Nel pensiero di Michele De Blasio, il colore non è mai orpello, ma veicolo. Il verde non è solo tonalità, è concetto. È la metafora di una cucina che vuole alleggerire senza tradire, che vuole trasformare senza stravolgere. È la tavolozza emotiva di uno chef che costruisce sapori come si costruiscono paesaggi: con attenzione, pazienza, verità. Il suo non è un esercizio estetico, ma un’architettura del gusto che parla il linguaggio dell’essenza.
I nuovi piatti
Nel piatto d’apertura — Frutta secca, spinaci e sesamo — il ricordo affettuoso di una consuetudine napoletana, “’o spassatiempo”, viene trasfigurato in una raffinata elegia vegetale. Un foie gras vegetale a base di anacardi, adagiato accanto a tre mandorle “finte” ma realisticamente verdissime, plasmate con pesto di spinaci e affiancate da una salsa di aceto di mare: un’introduzione che chiarisce immediatamente la direzione del viaggio, tra ironia, memoria e pulizia formale.

E poi arriva Pasta e patate, prima e dopo.

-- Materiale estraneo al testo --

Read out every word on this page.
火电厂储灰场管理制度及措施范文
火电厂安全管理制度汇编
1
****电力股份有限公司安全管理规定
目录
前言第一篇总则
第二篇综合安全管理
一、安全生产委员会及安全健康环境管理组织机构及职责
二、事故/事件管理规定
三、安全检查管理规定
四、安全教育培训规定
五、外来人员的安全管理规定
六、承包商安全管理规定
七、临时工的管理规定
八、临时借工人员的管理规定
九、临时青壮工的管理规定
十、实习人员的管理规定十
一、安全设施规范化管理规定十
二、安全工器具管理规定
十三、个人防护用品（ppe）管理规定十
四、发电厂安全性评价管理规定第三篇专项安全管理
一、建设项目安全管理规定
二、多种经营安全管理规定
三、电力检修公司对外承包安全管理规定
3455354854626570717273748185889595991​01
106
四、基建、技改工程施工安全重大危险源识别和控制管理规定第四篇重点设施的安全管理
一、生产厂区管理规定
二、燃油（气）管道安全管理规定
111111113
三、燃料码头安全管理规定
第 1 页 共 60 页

Una doppia voce, una melodia spezzata che si ricompone: da un lato la tradizione pura, il boccone affettuoso che parla la lingua delle nonne; dall’altro, la stessa pasta e patate spogliata dei grassi, ricomposta in una veste eterea, moderna, dove un cappuccino di prezzemolo affumicato accarezza la cremosità ottenuta dalla paziente caramellizzazione degli amidi. Qui il tempo diventa ingrediente. Non si aggiunge sapore: lo si fa emergere, con dolce determinazione.

L’equilibrio tra delicatezza e intensità trova la sua incarnazione nel piatto Dentice, limone, thè nero affumicato ed erbette: il pesce, cotto con garbo, si scioglie al palato. Il tè nero affumicato amplifica l’anima salmastra del dentice, il limone aggiunge verticalità aromatica, mentre le erbe — ciascuna con la propria nota piccante, acida, amara — disegnano un’orchestra botanica perfettamente intonata. Una chiusura amara, con la polvere di foglie di limone, accompagna la pulizia del palato in un ultimo colpo di scena.

Il finale è un’inversione cromatica: Meringata, fragoline di bosco, tè verde matcha e rosmarino. Bianco. Candido. Il verde si ritira, si nasconde sotto la superficie come un’eco. La meringa è il guscio che protegge un cuore fresco e aromatico, dove l’acidità delle fragoline si armonizza con l’amaro elegante del tè e il profumo pungente del rosmarino. Un dessert che è più un epilogo poetico che una dolce conclusione, una coda visiva che rimette ordine nella sinfonia cromatica.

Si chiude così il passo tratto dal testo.